4. The process of any of claims 1 to 3 wherein water is added as steam to said recycle stream prior to mixture with said first portion of said synthesis gas.

5. The process of any of claims 1 to 4 wherein said process includes more than two concurrent shift and methanation reactions zones.

6. The process of claim 5 wherein substantially no water is added to the diluent stream to the last of said concurrent shift and methanation reaction zone.

7. The process of claim 6 wherein said process includes five concurrent shift and methanation reaction zones.

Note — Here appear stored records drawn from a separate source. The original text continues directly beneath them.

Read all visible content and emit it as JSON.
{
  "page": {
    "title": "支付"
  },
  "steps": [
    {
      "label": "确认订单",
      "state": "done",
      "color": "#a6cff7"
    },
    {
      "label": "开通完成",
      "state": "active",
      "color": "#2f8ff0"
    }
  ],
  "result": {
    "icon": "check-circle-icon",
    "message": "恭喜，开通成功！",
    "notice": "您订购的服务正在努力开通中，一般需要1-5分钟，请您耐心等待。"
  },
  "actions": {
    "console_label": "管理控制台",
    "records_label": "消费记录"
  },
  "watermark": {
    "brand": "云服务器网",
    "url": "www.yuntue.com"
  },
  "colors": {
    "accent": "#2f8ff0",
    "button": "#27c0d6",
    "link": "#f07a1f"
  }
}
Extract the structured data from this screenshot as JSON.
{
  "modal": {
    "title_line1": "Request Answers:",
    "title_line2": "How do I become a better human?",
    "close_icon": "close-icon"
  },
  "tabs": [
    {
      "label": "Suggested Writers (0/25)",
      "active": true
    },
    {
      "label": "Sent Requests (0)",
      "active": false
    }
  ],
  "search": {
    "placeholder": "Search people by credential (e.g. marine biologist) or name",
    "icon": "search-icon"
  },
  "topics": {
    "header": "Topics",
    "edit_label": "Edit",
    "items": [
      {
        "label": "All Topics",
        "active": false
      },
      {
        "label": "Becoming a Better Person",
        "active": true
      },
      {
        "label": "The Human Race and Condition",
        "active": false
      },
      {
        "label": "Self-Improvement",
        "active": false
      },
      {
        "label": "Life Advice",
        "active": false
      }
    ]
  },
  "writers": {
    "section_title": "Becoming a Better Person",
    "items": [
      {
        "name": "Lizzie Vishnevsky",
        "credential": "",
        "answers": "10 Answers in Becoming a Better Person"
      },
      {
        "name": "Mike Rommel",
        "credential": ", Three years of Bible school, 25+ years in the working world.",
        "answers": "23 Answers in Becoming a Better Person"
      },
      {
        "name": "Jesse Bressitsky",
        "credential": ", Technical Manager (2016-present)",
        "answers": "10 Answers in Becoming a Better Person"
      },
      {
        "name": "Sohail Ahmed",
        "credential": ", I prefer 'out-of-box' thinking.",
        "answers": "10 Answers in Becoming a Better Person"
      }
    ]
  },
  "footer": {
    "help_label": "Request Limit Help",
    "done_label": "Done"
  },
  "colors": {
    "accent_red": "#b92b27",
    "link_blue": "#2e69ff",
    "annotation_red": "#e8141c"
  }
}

8. The process of any of claims 5 to 7 wherein the composition of the mixture of said primary synthesis gas and said diluent charged to the second and subsequent reaction zones up to the penultimate reaction zone is substantially the same.

9. The process of claim 1, substantially as described herein.

1 0. A process for producing a methane-containing substitute natural gas from a primary synthesis gas, substantially as illustrated in the accompanying drawing.